Ana sayfa » Oil prices fell amid the global economy, uncertainty over rate hikes, and the fuel demand outlook

Oil prices fell amid the global economy, uncertainty over rate hikes, and the fuel demand outlook

Disappointing corporate earnings fuel growth concerns and risk aversion

by BUNKERIST

Oil prices fell more than 1% on Monday as concerns over rising interest rates, the global economy, and the fuel demand outlook outweighed support from tighter supply expectations amid OPEC+ supply cuts.

Brent crude slipped 91 cents, or 1.11%, at 0627 GMT to $80.75 a barrel, while West Texas Intermediate crude (WTI) was at $76.96 a barrel, also down 91 cents, or 1.17% lower.

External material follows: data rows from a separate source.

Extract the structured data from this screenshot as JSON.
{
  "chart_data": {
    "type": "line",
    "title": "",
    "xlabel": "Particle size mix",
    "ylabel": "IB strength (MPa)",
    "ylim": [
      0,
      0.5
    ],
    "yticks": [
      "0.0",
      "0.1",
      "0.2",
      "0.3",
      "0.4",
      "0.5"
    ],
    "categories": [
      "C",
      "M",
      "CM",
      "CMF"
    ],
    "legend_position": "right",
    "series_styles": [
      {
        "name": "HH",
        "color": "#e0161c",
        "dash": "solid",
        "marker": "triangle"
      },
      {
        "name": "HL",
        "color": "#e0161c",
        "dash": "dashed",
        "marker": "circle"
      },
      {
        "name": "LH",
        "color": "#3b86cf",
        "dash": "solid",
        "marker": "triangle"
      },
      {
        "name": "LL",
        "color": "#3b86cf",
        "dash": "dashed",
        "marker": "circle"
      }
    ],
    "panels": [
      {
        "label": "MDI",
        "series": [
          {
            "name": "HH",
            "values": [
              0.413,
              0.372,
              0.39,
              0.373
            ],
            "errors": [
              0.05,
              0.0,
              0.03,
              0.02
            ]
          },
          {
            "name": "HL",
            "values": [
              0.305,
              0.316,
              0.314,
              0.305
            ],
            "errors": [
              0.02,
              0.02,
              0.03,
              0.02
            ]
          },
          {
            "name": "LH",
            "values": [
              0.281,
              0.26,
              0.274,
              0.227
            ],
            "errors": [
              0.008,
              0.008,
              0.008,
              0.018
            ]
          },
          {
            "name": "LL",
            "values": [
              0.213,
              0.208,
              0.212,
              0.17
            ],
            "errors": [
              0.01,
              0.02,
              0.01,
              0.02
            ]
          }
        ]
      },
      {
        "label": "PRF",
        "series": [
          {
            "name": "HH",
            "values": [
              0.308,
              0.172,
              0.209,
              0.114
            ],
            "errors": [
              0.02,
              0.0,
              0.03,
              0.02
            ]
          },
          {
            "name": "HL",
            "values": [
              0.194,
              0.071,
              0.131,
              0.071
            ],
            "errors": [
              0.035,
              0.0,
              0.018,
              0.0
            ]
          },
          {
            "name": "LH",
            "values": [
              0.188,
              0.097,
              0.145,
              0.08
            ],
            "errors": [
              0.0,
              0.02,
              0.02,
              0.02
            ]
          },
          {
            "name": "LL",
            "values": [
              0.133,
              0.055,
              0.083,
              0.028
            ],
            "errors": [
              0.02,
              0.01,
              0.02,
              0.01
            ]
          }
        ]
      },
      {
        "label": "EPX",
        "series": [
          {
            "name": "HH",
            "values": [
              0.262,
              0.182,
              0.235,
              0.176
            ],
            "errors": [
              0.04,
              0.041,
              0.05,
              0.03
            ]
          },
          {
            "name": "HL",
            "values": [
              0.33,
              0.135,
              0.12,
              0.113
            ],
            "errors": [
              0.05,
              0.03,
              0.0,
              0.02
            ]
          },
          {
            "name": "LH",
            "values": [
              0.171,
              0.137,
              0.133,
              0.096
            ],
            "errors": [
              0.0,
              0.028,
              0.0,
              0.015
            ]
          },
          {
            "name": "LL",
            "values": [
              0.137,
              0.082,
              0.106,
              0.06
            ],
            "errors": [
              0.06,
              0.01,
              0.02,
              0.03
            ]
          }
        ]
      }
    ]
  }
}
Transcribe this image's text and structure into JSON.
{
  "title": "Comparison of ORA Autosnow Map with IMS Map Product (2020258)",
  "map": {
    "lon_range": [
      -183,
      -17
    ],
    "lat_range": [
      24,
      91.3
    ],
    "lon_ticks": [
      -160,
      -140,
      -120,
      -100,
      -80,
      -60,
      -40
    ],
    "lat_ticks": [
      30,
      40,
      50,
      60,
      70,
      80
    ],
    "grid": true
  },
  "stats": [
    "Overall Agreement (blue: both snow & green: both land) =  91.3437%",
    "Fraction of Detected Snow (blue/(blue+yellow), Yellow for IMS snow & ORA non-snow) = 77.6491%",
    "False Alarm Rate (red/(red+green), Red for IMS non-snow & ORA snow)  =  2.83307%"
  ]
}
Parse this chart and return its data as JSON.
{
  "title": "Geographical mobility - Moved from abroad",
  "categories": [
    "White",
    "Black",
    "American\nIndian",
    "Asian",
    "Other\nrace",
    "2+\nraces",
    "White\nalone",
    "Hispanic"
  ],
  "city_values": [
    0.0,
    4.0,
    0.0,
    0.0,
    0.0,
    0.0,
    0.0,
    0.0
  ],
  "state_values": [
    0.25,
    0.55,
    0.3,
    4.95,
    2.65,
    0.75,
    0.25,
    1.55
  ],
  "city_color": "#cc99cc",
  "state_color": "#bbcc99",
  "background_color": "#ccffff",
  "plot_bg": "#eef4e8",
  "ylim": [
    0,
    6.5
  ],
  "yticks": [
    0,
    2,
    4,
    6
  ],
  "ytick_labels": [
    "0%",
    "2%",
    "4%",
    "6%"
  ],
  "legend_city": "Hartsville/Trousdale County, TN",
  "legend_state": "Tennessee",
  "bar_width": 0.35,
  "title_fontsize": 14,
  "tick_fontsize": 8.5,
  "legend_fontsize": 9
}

Both contracts fell more than 5% last week, their first weekly declines in five weeks, as US gasoline demand hinted at falling from a year ago, fueling recession concerns in the world’s largest oil consumer.

Weak US economic data and disappointing corporate earnings from the tech sector are fueling growth concerns and risk aversion among investors. Stabilizing the US dollar and rising bond yields are putting pressure on commodity markets.

All central banks, from the USA to the UK and Europe, are expected to raise interest rates at their meeting in the first week of May to combat stubbornly rising inflation.

China’s tumultuous economic recovery from COVID-19 also overshadowed the oil demand outlook, although Chinese customs data showed on Friday that the world’s largest importer of crude oil imported record volumes in March. China’s imports from its leading suppliers, Russia and Saudi Arabia, exceeded 2 million barrels per day.

Still, Asian refinery margins were weakened by record outputs from leading refineries in China and India, curbing the region’s appetite for June to load supplies from the Middle East.

However, analysts and traders remain optimistic that the recovery in fuel demand in China towards the second half of 2023 and the additional supply cuts planned by OPEC+ from May could squeeze the markets.

The production cuts planned by the OPEC+ alliance and the strong demand outlook from China may provide a boost to prices in the coming days.

Energy services company Baker Hughes Co said that U.S. energy companies added oil and gas rigs for the first time in four weeks last week.